As I thought about what to say in this review, it occurred to me that we tend to see the Grim Reaper as an evil figure, but none of the characters in that role in these stories was good or bad. Surely the other characters had opinions on the subject, but as the reader, it was fascinating to see the characters going about their business. That’s not to say the characters were emotionless in their stories. There were some that made me cry because of the emotional investment the character serving as Death had in the story. There were others where the characters simply went along as though that’s just the way things were, and there’s no sense getting upset over it.

The stories themselves were great, but the storytelling was fantastic. While these stories are dark, they are emotionally charged and not unnecessarily graphic. Over the course of the story, the reader gets a strong sense of the who, what, why, and how. Some of the endings are satisfying and some are heartbreaking. Regardless of what’s going on in each story, each of them comes together to create a memorable reading experience. I can see myself going back and reading some or all of these again.

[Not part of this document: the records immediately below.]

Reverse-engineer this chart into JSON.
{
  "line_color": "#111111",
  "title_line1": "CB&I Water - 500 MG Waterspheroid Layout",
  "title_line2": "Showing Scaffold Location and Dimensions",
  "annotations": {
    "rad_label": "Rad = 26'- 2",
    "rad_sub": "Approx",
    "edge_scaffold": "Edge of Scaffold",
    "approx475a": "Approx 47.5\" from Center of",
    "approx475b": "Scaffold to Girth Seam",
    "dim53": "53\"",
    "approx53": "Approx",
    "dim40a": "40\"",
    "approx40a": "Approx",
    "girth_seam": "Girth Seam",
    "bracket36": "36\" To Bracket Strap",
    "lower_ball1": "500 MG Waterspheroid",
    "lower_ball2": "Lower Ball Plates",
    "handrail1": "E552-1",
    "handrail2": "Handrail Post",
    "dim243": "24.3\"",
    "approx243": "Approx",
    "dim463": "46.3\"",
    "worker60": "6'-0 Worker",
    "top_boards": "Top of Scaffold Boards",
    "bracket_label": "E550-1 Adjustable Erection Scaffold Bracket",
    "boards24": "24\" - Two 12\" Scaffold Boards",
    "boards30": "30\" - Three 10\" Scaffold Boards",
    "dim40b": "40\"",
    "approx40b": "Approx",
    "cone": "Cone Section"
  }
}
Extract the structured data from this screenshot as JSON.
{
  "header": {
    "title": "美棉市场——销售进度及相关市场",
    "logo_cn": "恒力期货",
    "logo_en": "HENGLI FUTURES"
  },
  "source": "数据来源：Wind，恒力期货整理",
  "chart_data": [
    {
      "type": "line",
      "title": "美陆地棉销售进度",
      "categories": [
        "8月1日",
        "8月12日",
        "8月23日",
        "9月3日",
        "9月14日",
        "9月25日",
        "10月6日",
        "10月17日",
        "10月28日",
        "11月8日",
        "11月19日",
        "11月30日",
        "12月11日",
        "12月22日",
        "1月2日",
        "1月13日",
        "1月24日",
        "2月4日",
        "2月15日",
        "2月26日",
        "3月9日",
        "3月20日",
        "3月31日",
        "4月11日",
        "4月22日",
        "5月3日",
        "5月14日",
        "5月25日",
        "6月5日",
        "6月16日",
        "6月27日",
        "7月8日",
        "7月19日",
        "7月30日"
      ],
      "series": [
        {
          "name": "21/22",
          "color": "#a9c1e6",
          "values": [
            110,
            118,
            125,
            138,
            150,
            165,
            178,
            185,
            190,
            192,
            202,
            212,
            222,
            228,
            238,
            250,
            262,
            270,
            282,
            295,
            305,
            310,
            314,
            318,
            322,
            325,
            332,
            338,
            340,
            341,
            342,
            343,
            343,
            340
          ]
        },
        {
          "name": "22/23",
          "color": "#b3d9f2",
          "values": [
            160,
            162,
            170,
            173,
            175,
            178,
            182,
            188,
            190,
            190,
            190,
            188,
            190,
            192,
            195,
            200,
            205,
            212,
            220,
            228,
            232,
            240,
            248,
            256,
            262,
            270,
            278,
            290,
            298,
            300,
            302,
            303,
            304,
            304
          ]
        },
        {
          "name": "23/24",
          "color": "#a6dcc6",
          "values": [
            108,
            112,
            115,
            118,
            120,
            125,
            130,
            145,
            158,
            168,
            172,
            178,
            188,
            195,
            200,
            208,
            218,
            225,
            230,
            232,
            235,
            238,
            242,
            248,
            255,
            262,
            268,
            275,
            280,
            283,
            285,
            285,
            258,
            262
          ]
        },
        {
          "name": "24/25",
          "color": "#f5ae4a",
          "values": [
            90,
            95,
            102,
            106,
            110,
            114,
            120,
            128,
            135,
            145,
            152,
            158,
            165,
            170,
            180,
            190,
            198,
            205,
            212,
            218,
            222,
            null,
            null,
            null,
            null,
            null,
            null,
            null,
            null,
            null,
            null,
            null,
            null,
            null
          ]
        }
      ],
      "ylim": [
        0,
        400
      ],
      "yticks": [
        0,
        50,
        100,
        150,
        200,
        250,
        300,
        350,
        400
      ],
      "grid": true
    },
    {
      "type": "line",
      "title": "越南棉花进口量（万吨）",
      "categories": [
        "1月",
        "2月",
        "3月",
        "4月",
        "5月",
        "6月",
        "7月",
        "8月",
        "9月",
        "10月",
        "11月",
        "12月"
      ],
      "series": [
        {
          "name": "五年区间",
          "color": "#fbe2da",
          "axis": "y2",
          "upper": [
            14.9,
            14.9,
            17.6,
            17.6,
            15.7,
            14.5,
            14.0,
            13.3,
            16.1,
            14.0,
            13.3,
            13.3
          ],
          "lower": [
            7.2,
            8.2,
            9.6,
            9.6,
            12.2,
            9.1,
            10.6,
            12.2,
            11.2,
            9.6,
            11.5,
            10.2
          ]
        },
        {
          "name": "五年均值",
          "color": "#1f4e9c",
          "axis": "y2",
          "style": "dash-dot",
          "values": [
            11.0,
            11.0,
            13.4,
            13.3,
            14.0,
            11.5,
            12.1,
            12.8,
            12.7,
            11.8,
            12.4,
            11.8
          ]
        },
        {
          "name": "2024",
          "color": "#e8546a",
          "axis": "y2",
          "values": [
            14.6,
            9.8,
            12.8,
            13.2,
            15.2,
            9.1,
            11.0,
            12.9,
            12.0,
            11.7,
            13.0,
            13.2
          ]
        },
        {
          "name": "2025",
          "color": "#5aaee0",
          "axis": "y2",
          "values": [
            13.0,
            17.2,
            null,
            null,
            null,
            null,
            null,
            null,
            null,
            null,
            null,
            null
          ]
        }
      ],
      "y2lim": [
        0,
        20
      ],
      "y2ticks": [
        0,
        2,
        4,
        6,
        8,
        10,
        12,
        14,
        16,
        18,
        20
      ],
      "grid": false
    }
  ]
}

We all have that vision of the Grim Reaper as a terrifying, heartless, skeleton like creature in a black flowing robe with the dreaded scythe in hand who enjoys his job. Well, what if he is a she or feels pity and other emotions while reaping souls? These stories give you different insights and maybe will change your mind about Grim, anyway you look at it only two things in life are certain, death and taxes. Brown has again delivered a great book with his folksy charm and his way with his words. I highly recommend this book and any other but this author.